Film Stars Don’t Die in Liverpool
by Hope Madden
Jamie Bell is a versatile, talented actor too often relegated to minor roles.
Annette Bening has always been a powerful performer.
Director Paul McGuigan—Victor Frankenstein, Lucky Number Slevin, Wicker Park—is, unfortunately, just not that good.
So, there you have it. In their collaboration, Film Stars Don’t Die in Liverpool, Bening and Bell generate honest chemistry while imbuing their characters with relatable flaws and beauty. McGuigan surrounds them with flashy staging conceits and the single ugliest wallpaper the world has ever known.
It’s 1979 in Liverpool, and struggling young actor Peter Turner (Bell) makes the acquaintance of his quirky new neighbor, former silver screen siren Gloria Graham (Bening).
A one-time Oscar winner fallen on hard times, pretty, flirty and nearly 30-years his senior, Gloria is a mystery to Turner and, in turn, to us. Here is where the two leads rise above their script to develop something touching and lovely, something that mines the earth between starstruck and true love. It’s wonderful to behold.
Bening adopts a baby voice as she oscillates between headstrong and insecure, but she seems to fully understand this figure who, in her time, was a daily scandal. Bening moves from seductress to damaged old woman and back again with fluidity and without excuses.
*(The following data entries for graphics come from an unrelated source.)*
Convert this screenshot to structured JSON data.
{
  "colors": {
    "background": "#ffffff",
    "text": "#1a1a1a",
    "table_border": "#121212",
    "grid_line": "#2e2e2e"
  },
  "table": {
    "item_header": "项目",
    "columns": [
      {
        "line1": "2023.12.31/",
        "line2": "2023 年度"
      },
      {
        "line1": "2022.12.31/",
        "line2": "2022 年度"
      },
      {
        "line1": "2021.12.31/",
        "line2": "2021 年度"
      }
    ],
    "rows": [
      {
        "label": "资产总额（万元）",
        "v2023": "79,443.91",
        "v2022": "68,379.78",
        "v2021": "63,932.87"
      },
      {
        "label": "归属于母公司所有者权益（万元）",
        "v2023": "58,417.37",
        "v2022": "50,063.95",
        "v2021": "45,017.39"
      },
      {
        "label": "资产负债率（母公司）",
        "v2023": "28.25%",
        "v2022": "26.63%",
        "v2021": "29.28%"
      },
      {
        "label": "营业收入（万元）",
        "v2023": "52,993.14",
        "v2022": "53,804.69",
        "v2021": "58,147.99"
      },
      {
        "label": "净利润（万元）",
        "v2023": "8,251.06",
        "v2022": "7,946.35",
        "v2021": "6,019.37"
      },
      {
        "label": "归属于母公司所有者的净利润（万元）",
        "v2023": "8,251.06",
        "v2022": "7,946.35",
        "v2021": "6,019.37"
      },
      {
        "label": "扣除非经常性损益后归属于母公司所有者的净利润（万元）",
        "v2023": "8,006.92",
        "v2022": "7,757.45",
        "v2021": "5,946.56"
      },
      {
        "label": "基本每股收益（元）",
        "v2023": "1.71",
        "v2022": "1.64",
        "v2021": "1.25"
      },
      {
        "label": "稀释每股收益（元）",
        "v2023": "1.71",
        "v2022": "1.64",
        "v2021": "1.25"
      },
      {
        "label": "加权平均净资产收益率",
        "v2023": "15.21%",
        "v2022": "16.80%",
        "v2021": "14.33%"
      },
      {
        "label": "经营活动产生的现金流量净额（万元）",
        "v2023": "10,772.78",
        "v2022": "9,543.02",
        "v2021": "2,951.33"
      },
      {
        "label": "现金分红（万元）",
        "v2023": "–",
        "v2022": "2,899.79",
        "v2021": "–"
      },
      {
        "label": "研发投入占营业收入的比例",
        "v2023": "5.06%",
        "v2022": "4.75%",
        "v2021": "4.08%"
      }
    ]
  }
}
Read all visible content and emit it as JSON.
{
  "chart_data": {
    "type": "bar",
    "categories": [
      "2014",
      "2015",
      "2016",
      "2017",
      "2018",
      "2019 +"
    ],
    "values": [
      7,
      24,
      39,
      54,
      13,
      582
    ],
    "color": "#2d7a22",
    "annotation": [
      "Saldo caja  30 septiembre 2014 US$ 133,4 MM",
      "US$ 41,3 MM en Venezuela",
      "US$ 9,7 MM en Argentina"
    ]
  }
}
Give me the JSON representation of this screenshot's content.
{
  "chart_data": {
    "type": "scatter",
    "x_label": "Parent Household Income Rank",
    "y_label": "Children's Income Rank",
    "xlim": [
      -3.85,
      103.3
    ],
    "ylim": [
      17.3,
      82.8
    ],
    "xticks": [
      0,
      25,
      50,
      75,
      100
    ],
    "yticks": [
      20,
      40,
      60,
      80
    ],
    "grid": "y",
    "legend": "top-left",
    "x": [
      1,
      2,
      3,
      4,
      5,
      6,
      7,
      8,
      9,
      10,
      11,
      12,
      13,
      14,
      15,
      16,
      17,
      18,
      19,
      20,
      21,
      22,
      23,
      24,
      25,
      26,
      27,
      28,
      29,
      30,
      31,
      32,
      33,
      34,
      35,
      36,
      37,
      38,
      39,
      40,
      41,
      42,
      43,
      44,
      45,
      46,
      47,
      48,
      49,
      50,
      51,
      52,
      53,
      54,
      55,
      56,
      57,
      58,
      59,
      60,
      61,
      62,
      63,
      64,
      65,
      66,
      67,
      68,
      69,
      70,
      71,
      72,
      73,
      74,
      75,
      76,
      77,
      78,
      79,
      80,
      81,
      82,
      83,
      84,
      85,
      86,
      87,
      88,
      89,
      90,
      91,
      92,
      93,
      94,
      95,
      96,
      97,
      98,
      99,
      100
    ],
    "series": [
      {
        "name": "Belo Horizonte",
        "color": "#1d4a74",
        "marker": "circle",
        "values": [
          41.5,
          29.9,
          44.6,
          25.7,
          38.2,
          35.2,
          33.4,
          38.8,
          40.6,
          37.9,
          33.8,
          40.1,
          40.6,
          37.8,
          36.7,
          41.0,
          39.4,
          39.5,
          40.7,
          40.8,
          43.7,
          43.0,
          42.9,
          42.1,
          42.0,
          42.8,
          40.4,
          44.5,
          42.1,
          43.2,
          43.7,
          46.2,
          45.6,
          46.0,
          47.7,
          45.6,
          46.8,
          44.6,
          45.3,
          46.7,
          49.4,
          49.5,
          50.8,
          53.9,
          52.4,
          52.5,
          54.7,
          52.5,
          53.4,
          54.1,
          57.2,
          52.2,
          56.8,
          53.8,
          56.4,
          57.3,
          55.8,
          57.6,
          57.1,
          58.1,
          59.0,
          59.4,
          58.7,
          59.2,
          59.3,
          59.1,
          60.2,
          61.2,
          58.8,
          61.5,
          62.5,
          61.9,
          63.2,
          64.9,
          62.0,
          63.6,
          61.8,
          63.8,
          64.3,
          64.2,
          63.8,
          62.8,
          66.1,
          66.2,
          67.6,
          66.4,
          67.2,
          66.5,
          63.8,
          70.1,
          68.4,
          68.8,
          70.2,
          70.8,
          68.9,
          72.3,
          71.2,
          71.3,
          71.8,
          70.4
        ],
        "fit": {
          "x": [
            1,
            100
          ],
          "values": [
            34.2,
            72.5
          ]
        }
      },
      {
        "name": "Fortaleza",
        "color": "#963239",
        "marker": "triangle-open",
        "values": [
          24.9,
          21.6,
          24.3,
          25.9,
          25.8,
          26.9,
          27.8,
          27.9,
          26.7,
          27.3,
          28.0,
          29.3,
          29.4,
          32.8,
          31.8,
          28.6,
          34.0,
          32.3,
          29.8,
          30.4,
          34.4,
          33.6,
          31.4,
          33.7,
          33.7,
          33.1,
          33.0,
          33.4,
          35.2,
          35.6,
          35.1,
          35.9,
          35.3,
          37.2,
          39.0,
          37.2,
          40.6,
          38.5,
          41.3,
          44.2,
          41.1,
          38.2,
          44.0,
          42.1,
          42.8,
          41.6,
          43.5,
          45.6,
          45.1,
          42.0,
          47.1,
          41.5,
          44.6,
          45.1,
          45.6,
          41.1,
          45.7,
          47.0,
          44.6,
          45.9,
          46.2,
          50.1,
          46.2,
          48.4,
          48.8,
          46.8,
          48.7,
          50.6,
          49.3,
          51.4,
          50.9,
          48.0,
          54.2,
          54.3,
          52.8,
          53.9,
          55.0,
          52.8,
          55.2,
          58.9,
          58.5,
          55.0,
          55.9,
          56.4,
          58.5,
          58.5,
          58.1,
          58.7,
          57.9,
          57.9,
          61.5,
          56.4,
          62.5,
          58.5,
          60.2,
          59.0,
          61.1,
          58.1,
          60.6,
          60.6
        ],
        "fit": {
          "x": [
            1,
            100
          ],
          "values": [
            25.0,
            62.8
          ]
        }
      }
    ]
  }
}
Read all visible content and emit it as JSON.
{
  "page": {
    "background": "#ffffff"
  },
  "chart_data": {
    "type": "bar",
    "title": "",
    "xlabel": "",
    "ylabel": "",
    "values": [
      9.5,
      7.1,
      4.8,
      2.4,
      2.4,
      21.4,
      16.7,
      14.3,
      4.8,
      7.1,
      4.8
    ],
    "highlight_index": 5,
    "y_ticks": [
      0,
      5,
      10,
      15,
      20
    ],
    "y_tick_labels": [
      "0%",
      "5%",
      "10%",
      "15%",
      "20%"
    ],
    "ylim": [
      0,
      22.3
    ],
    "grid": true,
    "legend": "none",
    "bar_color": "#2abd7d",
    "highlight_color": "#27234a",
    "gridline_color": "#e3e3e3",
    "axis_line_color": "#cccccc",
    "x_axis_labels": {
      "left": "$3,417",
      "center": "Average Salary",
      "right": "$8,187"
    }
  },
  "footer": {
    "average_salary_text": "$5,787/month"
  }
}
Here’s how McGuigan wrecks it.
1) We get it. It’s the Seventies. Does every surface—including co-star Stephen Graham’s head—have to be covered in garish, patterned shag? The costume and set design are beyond distracting. They will actually make you dizzy.
2) Bening cannot help but pique your interest in Gloria Graham’s life, and several courtship scenes expose something unique and quite worth an entire film. Unfortunately, the movie itself is a maudlin exercise in watching the decay of a once-vibrant woman, punctuated by flashes of that vibrancy.
3) He picks at themes of humanizing that which we objectify, even using fun visual nods to the seductive artifice of movies to slide between time spans, but he can’t truly abandon blandly by-the-numbers storytelling.
Which is a shame because, between the two stellar leads and a handful of amazing supporting turns (Vanessa Redgrave and Frances Barber leave marks) there was really something here.